|Sometimes a "background" makes a good subject in itself. Here, it's sunrise reflections in a lake surface.|
|The white egret facing right in the background complements the dark heron facing left in the foreground. Try to use background elements to enhance the image, rather than detract from it.||
A Bit About Backgrounds
It's easy to get so wrapped up in your main subject that you don't notice what's going on in the background. Rest assured, the camera will note and duly record whatever falls within the image frame, whether you notice it or not.
Ideally, the background elements should work with the subject to create a coherent "whole" picture. I lieu of that, at least the background shouldn't detract from the overall image.
With fast-moving action subjects, you can't carefully examine the background as you shoot. But you can inspect the background area before you shoot, and move to a different camera position if the background is distracting where you first set up.

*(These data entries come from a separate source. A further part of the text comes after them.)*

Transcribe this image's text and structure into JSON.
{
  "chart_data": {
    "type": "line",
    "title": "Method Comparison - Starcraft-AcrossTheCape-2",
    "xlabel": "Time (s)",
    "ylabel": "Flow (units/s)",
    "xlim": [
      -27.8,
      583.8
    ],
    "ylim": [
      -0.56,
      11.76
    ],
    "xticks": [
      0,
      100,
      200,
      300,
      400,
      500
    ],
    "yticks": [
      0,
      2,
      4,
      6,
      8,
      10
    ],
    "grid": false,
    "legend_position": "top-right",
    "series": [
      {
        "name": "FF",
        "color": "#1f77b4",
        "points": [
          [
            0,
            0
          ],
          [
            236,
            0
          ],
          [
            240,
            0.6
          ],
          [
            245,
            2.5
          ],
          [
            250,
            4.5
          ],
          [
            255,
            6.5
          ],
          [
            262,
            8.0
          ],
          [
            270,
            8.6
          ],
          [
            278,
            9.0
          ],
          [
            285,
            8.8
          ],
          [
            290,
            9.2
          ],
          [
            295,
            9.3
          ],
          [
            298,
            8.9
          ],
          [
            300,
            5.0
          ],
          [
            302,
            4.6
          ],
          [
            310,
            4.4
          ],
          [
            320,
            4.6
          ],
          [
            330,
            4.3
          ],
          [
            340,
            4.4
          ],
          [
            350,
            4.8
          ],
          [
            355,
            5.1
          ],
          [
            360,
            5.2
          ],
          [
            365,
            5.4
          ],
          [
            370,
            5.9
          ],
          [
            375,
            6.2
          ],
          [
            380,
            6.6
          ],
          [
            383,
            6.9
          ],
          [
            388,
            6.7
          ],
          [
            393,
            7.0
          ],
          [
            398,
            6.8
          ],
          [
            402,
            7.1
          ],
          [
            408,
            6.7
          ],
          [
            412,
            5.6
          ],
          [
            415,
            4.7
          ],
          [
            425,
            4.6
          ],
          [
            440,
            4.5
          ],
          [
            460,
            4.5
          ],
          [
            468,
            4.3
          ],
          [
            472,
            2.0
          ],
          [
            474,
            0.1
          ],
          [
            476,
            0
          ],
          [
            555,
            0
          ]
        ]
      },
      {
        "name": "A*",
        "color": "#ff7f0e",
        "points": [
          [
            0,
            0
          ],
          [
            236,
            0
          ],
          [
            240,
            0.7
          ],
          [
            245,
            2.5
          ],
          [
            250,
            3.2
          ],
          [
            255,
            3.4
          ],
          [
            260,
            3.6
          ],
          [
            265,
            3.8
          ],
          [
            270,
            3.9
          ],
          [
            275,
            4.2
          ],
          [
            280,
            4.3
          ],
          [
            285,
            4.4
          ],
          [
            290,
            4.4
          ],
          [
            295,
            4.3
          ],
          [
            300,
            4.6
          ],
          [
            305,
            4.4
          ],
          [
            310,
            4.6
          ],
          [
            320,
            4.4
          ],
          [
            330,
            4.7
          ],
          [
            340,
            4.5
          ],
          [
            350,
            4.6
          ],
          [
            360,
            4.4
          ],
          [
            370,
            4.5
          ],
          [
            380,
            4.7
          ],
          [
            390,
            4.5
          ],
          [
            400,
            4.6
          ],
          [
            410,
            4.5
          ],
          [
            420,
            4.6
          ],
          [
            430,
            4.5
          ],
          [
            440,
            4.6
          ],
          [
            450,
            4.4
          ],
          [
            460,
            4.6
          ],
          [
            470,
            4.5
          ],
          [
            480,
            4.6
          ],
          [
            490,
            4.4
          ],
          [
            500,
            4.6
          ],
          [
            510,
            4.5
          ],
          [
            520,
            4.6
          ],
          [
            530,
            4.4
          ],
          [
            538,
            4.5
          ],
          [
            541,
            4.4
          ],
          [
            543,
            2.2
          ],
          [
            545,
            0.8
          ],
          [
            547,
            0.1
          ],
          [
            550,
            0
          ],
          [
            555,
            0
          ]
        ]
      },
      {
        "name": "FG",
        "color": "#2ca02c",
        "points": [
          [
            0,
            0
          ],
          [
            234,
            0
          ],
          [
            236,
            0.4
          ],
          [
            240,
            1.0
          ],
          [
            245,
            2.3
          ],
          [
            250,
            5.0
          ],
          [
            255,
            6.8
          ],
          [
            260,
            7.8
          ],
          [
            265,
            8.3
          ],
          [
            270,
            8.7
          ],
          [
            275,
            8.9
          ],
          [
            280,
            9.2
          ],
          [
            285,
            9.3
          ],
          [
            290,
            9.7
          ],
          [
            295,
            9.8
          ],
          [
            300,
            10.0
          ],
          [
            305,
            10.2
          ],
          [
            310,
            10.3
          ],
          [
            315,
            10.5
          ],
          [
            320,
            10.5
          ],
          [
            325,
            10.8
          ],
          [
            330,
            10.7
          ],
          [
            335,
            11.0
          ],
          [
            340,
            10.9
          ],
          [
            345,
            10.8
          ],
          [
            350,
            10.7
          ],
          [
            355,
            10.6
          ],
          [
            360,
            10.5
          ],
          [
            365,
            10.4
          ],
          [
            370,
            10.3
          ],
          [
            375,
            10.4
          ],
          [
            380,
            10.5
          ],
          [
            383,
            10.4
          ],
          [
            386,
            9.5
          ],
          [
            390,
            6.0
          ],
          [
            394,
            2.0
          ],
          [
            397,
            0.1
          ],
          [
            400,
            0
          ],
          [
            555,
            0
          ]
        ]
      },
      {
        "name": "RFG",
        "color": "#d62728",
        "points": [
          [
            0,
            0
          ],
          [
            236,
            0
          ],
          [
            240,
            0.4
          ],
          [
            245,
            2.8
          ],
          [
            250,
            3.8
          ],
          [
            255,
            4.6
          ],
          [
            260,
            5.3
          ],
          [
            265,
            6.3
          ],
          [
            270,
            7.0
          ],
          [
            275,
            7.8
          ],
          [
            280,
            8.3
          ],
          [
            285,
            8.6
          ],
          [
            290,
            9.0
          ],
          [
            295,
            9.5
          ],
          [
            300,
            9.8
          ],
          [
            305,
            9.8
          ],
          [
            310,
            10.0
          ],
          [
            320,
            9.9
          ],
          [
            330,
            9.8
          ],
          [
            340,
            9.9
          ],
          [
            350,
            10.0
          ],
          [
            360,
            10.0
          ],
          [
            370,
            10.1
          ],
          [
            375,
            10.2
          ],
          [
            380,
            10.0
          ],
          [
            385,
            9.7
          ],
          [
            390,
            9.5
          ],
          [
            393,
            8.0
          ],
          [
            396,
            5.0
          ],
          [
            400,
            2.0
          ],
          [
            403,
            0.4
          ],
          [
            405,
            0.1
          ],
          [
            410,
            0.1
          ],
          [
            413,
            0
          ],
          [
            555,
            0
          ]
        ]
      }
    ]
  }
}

Generally, it's best to try to photograph dark subjects against lighter backgrounds, and light subjects against darker backgrounds, but watch your exposure in these situations: Built-in camera meters are easily fooled by bright, dark or contrasty subjects, so it's best to switch to manual exposure mode and read just the subject, increasing the metered exposure by 1.5 stops or so if reading a light subject, or decreasing the exposure 1.5 stops or so if reading a dark subject (bracketing exposure is a good idea here). With the right lighting, you can get good shots of light subjects against light backgrounds, and dark subjects against dark ones.